It is my understanding that Foucault negates the key element of confession: acknowledgement of Jesus as the key labourer on man’s behalf. Confession of sin—the declaration that I am not yet what I want to be because of the all-pervasive effects of sin—can only be made in a context in which the hearer of such a confession is able to provide grace in the face of shame. Christianity’s account for this is in the labouring body of the fully man and fully divine Jesus who declares the Christian to be already justified even though his life is not yet free from all effects of sin. Without the figure of Jesus, Christian confession is a workout. The critique of the Reformation posed a confrontation against such a workout by seeking to return to Scripture in which the belief in Jesus is rest for the weary thanks to the mercy of Jesus’s perfectly fit, labouring body which hangs on the cross in place of mankind’s own. The confession of faith in Jesus’s body over one’s own leads to a repentance that simultaneously declares oneself as a sinner but before a God whose nature it is to bestow grace.[8] 

 

This reframing emancipates the believer from the toil of remembering or controlling the “tiniest movements in thoughts”; indeed, it is “necessary” to remember them, but Jesus has fulfilled the meticulous requirements of such a law on mankind’s behalf.[9] Christian confession is a simultaneous declaration from the individual alongside a declaration from God himself (manifested through the incarnation and resurrection of Jesus, who is God’s Word made flesh (John 1:14; Hebrews 1:3, ESV)). This notion confronts the idea of confession as a singular actor speaking into an abyss, practicing a game of memory, or appeasing an angry God by reframing it as a highly relational activity with multiple actors present: man and a trinitarian[10] God. 

 

The significance to be drawn from these distinctions is that any form of self-development that articulates a self-constitution on the basis of proclaiming one’s agency alone results in the production of a futile body. This self-referential body, who seeks to confess the truth of oneself against governing structures reveals a critique towards unjust power dynamics which the Christian believes can only be critiqued via the death and resurrection of Jesus. And it is this belief that places the Christian into a slanted dialectic, believing simultaneously that Jesus has already conducted the ultimate critique—not merely of unjust governance but of all sin—and yet waiting for this work to be made wholly manifest in the world. Rather than producing the modern subject as only a resting body (in opposition to an active body), the paradigm of Christianity reconstitutes the self as an already-redeemed but not-yet complete being who is a co-labourer in the work of justice, peace, and equality, but is not capable of removing his own sin from the equation. This revised hermeneutics of the self can lead us to a nuanced critique of self-development as it is promulgated within neoliberalism.

 

(3) applying this reframing of Christian confession as a way to critique the emergence of the neoliberal “entrepreneurial of himself”
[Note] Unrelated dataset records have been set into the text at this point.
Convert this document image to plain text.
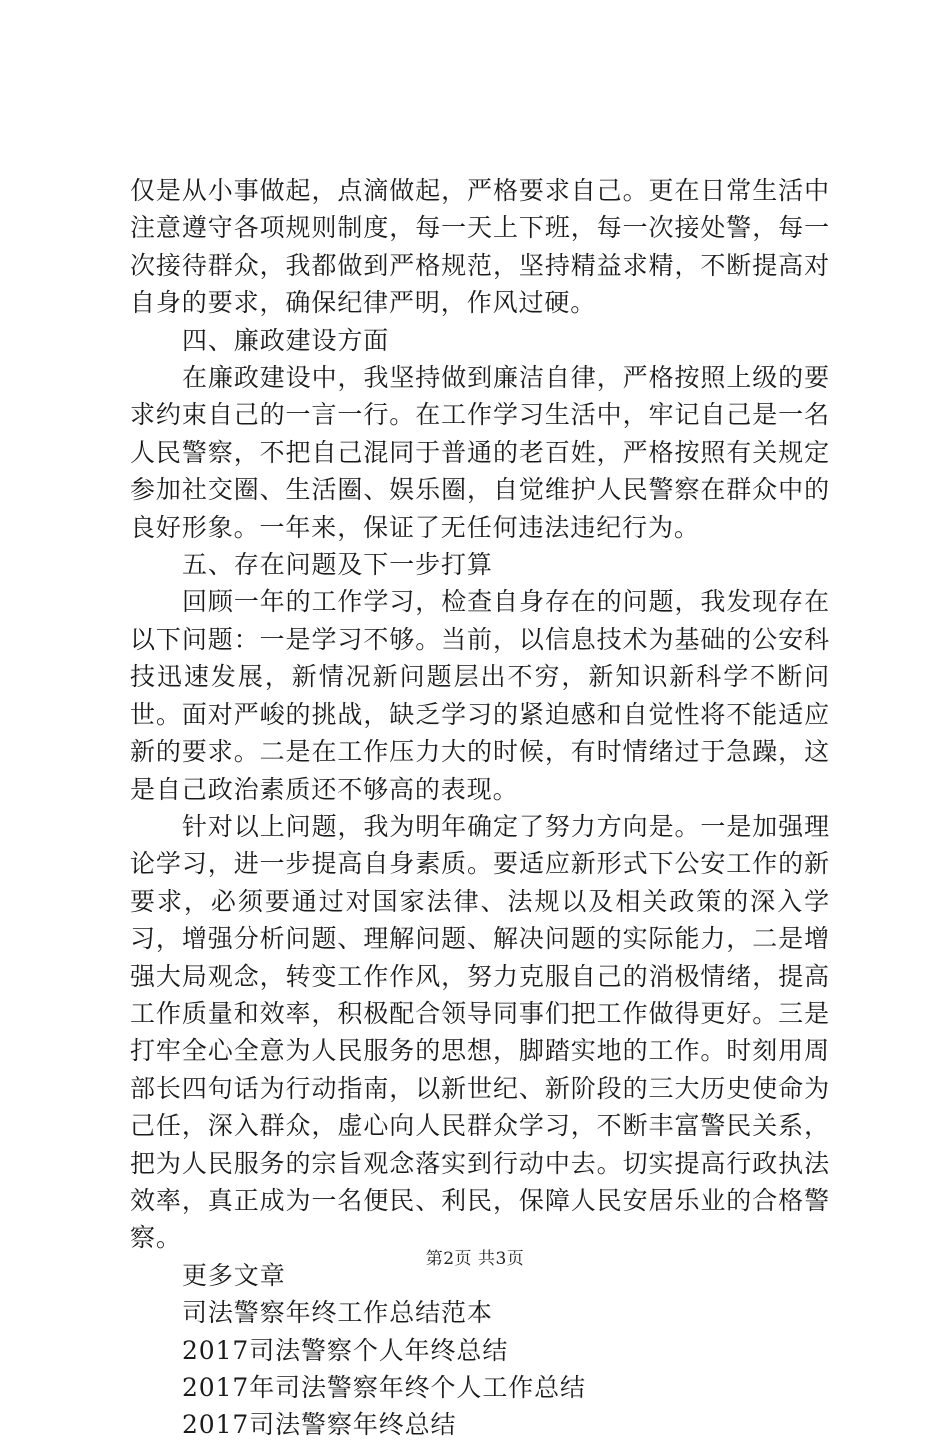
仅是从小事做起，点滴做起，严格要求自己。更在日常生活中注意遵守各项规则制度，每一天上下班，每一次接处警，每一次接待群众，我都做到严格规范，坚持精益求精，不断提高对自身的要求，确保纪律严明，作风过硬。

四、廉政建设方面

在廉政建设中，我坚持做到廉洁自律，严格按照上级的要求约束自己的一言一行。在工作学习生活中，牢记自己是一名人民警察，不把自己混同于普通的老百姓，严格按照有关规定参加社交圈、生活圈、娱乐圈，自觉维护人民警察在群众中的良好形象。一年来，保证了无任何违法违纪行为。

五、存在问题及下一步打算

回顾一年的工作学习，检查自身存在的问题，我发现存在以下问题：一是学习不够。当前，以信息技术为基础的公安科技迅速发展，新情况新问题层出不穷，新知识新科学不断问世。面对严峻的挑战，缺乏学习的紧迫感和自觉性将不能适应新的要求。二是在工作压力大的时候，有时情绪过于急躁，这是自己政治素质还不够高的表现。

针对以上问题，我为明年确定了努力方向是。一是加强理论学习，进一步提高自身素质。要适应新形式下公安工作的新要求，必须要通过对国家法律、法规以及相关政策的深入学习，增强分析问题、理解问题、解决问题的实际能力，二是增强大局观念，转变工作作风，努力克服自己的消极情绪，提高工作质量和效率，积极配合领导同事们把工作做得更好。三是打牢全心全意为人民服务的思想，脚踏实地的工作。时刻用周部长四句话为行动指南，以新世纪、新阶段的三大历史使命为己任，深入群众，虚心向人民群众学习，不断丰富警民关系，把为人民服务的宗旨观念落实到行动中去。切实提高行政执法效率，真正成为一名便民、利民，保障人民安居乐业的合格警察。

更多文章

司法警察年终工作总结范本
2017司法警察个人年终总结
2017年司法警察年终个人工作总结
2017司法警察年终总结
第2页 共3页
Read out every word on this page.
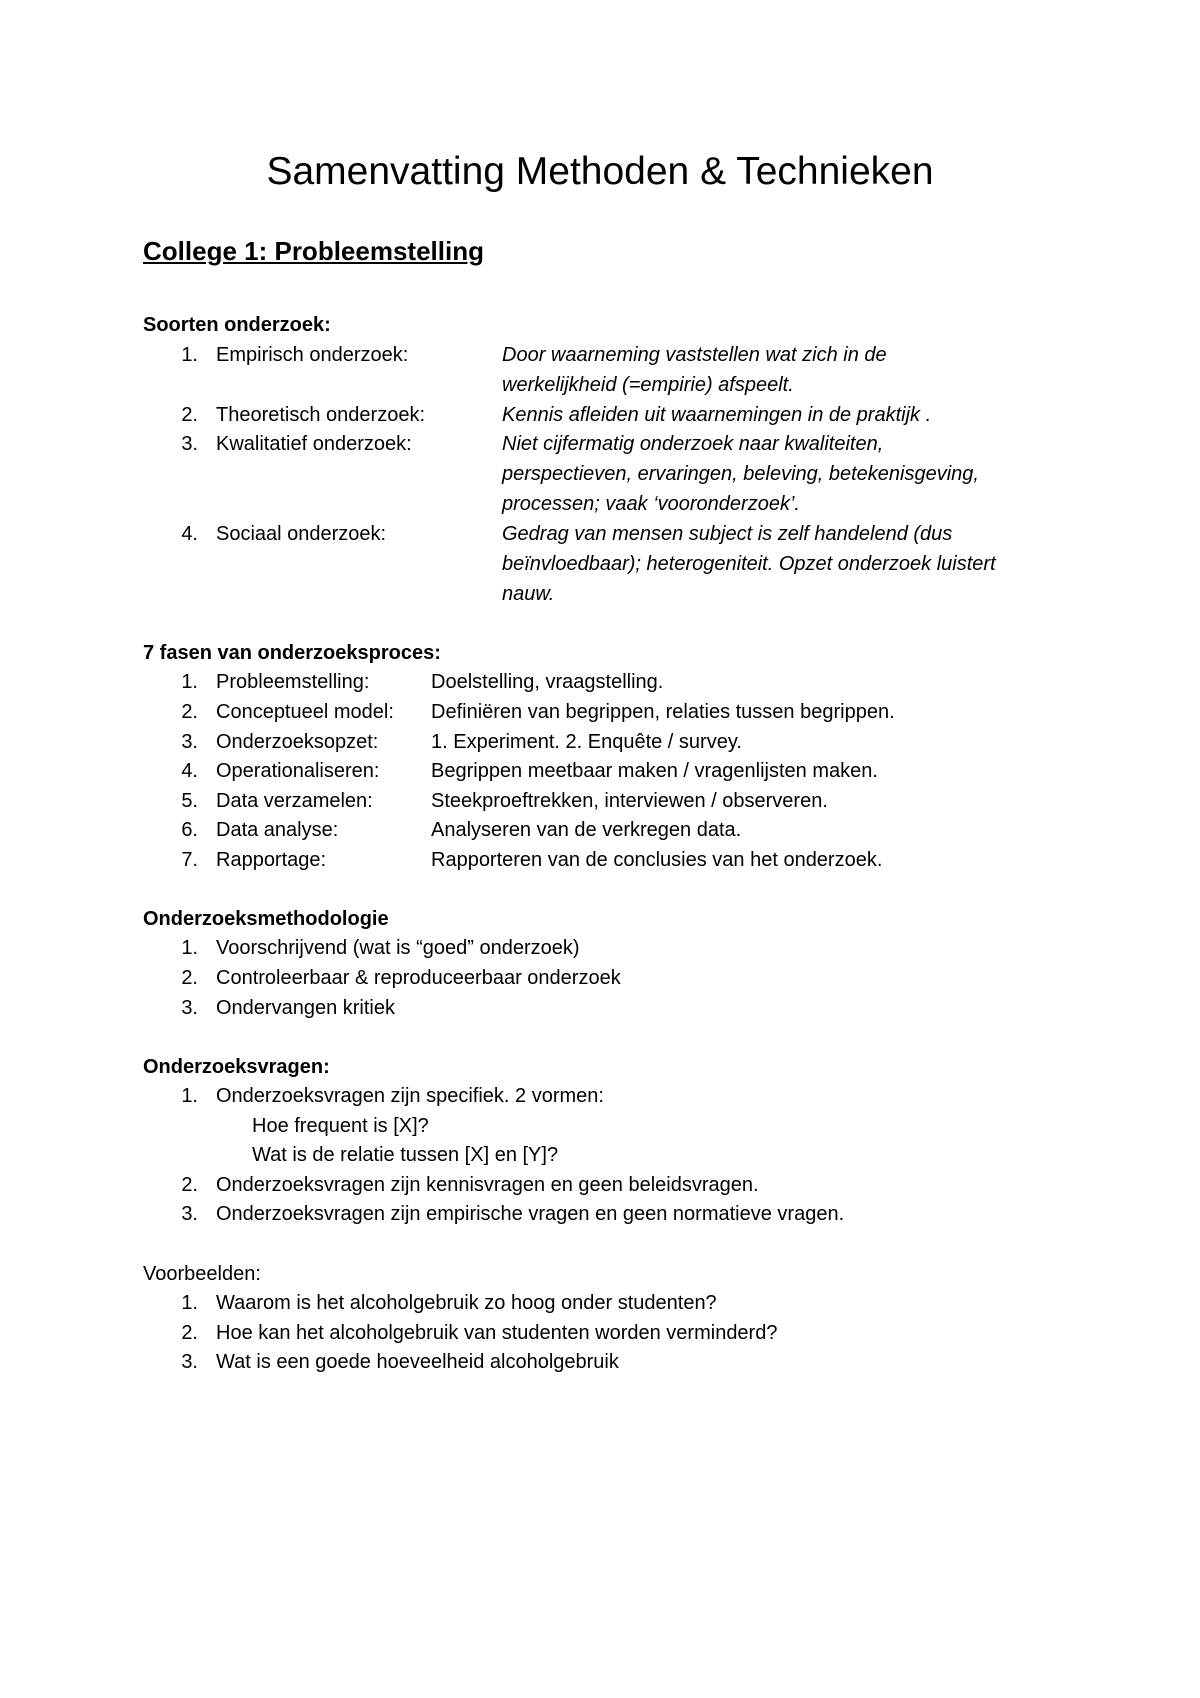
Samenvatting Methoden & Technieken
College 1: Probleemstelling
Soorten onderzoek:
1. Empirisch onderzoek:	Door waarneming vaststellen wat zich in de
werkelijkheid (=empirie) afspeelt.
2. Theoretisch onderzoek:	Kennis afleiden uit waarnemingen in de praktijk .
3. Kwalitatief onderzoek:	Niet cijfermatig onderzoek naar kwaliteiten,
perspectieven, ervaringen, beleving, betekenisgeving,
processen; vaak ‘vooronderzoek’.
4. Sociaal onderzoek:	Gedrag van mensen subject is zelf handelend (dus
beïnvloedbaar); heterogeniteit. Opzet onderzoek luistert
nauw.
7 fasen van onderzoeksproces:
1. Probleemstelling:	Doelstelling, vraagstelling.
2. Conceptueel model: Definiëren van begrippen, relaties tussen begrippen.
3. Onderzoeksopzet:	1. Experiment. 2. Enquête / survey.
4. Operationaliseren:	Begrippen meetbaar maken / vragenlijsten maken.
5. Data verzamelen:	Steekproeftrekken, interviewen / observeren.
6. Data analyse:	Analyseren van de verkregen data.
7. Rapportage:	Rapporteren van de conclusies van het onderzoek.
Onderzoeksmethodologie
1. Voorschrijvend (wat is “goed” onderzoek)
2. Controleerbaar & reproduceerbaar onderzoek
3. Ondervangen kritiek
Onderzoeksvragen:
1. Onderzoeksvragen zijn specifiek. 2 vormen:
Hoe frequent is [X]?
Wat is de relatie tussen [X] en [Y]?
2. Onderzoeksvragen zijn kennisvragen en geen beleidsvragen.
3. Onderzoeksvragen zijn empirische vragen en geen normatieve vragen.
Voorbeelden:
1. Waarom is het alcoholgebruik zo hoog onder studenten?
2. Hoe kan het alcoholgebruik van studenten worden verminderd?
3. Wat is een goede hoeveelheid alcoholgebruik
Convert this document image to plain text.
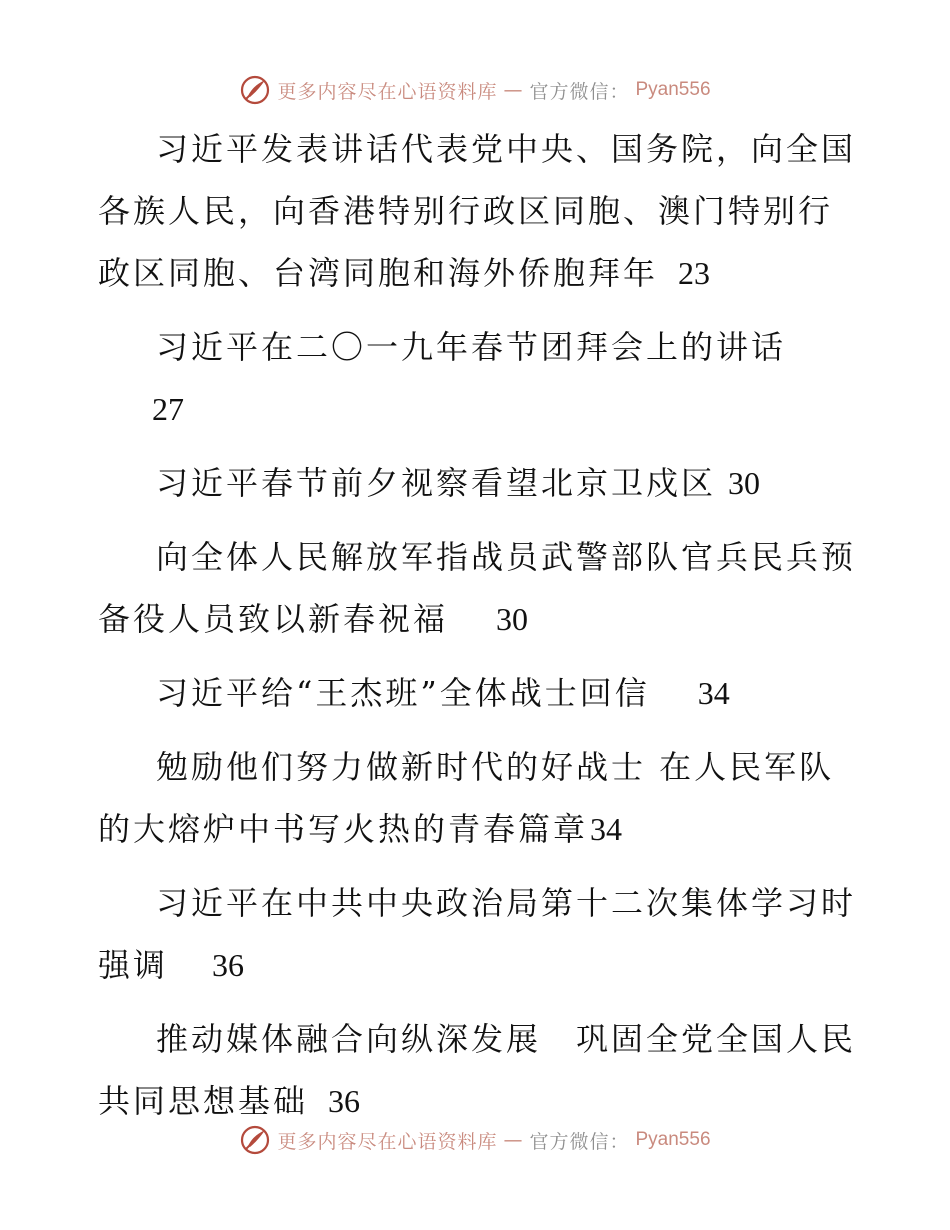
更多内容尽在心语资料库 — 官方微信： Pyan556

习近平发表讲话代表党中央、国务院，向全国各族人民，向香港特别行政区同胞、澳门特别行政区同胞、台湾同胞和海外侨胞拜年 23

习近平在二〇一九年春节团拜会上的讲话
27

习近平春节前夕视察看望北京卫戍区 30

向全体人民解放军指战员武警部队官兵民兵预备役人员致以新春祝福 30

习近平给“王杰班”全体战士回信 34

勉励他们努力做新时代的好战士 在人民军队的大熔炉中书写火热的青春篇章34

习近平在中共中央政治局第十二次集体学习时强调 36

推动媒体融合向纵深发展　巩固全党全国人民共同思想基础 36

更多内容尽在心语资料库 — 官方微信： Pyan556
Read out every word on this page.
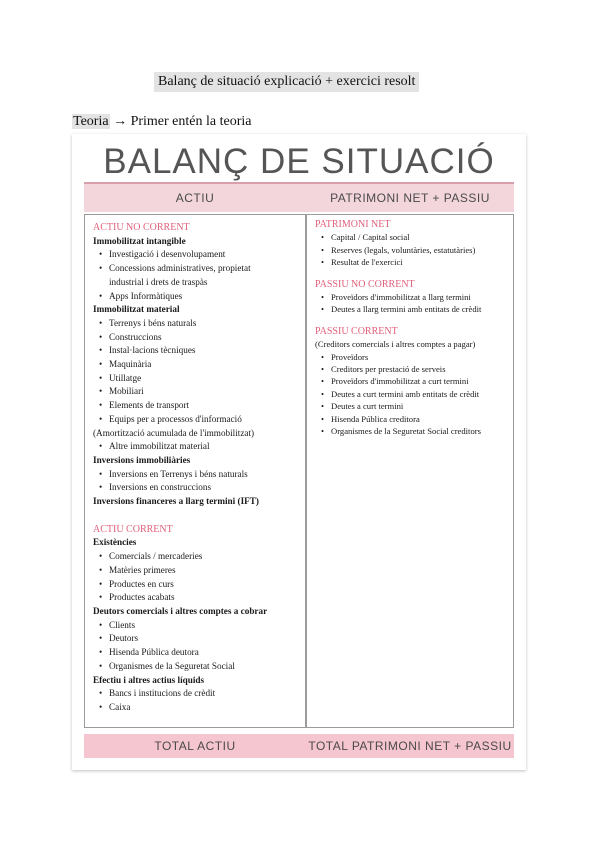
Balanç de situació explicació + exercici resolt
Teoria → Primer entén la teoria
BALANÇ DE SITUACIÓ
ACTIU	PATRIMONI NET + PASSIU
ACTIU NO CORRENT
Immobilitzat intangible
• Investigació i desenvolupament
• Concessions administratives, propietat
industrial i drets de traspàs
• Apps Informàtiques
Immobilitzat material
• Terrenys i béns naturals
• Construccions
• Instal·lacions tècniques
• Maquinària
• Utillatge
• Mobiliari
• Elements de transport
• Equips per a processos d'informació
(Amortització acumulada de l'immobilitzat)
• Altre immobilitzat material
Inversions immobiliàries
• Inversions en Terrenys i béns naturals
• Inversions en construccions
Inversions financeres a llarg termini (IFT)
ACTIU CORRENT
Existències
• Comercials / mercaderies
• Matèries primeres
• Productes en curs
• Productes acabats
Deutors comercials i altres comptes a cobrar
• Clients
• Deutors
• Hisenda Pública deutora
• Organismes de la Seguretat Social
Efectiu i altres actius líquids
• Bancs i institucions de crèdit
• Caixa
PATRIMONI NET
• Capital / Capital social
• Reserves (legals, voluntàries, estatutàries)
• Resultat de l'exercici
PASSIU NO CORRENT
• Proveïdors d'immobilitzat a llarg termini
• Deutes a llarg termini amb entitats de crèdit
PASSIU CORRENT
(Creditors comercials i altres comptes a pagar)
• Proveïdors
• Creditors per prestació de serveis
• Proveïdors d'immobilitzat a curt termini
• Deutes a curt termini amb entitats de crèdit
• Deutes a curt termini
• Hisenda Pública creditora
• Organismes de la Seguretat Social creditors
TOTAL ACTIU	TOTAL PATRIMONI NET + PASSIU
In his writings on biopolitics, Foucault articulates the theory of homo œconomicus. Foucault suggests that homo œconomicus is not “a partner of exchange” but rather “an entrepreneur, an entrepreneur of himself … being himself his own capital, being for himself his own producer, being for himself the source of [his] earnings” (1979, p. 226). Foucault distinguishes this from the classical economic analysis in which the unit of analysis is a “man of exchange, one of the two partners in the process of exchange” (1979, p. 225). Foucault presents a discussion of this new kind of homo œconomicus within neoliberalism (specifically the neoliberalism of America emerging at the time of his writing) by which the life of a child “will be possible to calculate, and to a certain extent quantify, or at any rate measure, in terms of the possibilities of investment in human capital” (Foucault, 1979, p. 230). 

 

When Abraham Maslow first presented his theory of self-actualisation, he suggested that one will remain discontent “unless the individual is doing what he is fitted for. … what a man can be, he must be. This need we may call self-actualisation … which refers to the tendency for him to become actualised in what he is potentially” (Maslow, 1970, p. 46). Maslow’s framework has been popularised in the business world, and over the past decade, has gained traction in the urban planning and design fields. Similar frameworks have cropped up, such as Happy City’s well-being wheel or the OECD’s well-being framework, which view the body as a system of fragmented needs that need only be measured and resourcefully met. Maslow’s pyramid-shaped model reworked into these urban planning schemes presents a reductionist guideline which suggests that by planning cities that meet these basic needs, planners can construct well-developed citizens and thus develop a self-actualised city. The models rely on a fitness methodology by which the achievement of self-actualisation becomes the reference point of what it means to be fit. Maslow states that ascending through the hierarchy is itself a “quest for identity and autonomy,” thus reducing those with needs who may be dependent on the state or others to provide for them as misfits (1970, p. xii). Because of this tendency, the adoption of such self-actualisation frameworks into planning policy and design guidelines results in a dangerous adoption of the encouragement to make individuals fit for self-actualisation according to market values. Maslow’s hierarchy of needs applied to the urban scale through various well-being frameworks is one such way in which the “problems of the economy” are being “rethought on the basis of human capital” (Foucault, 1979, p. 232). 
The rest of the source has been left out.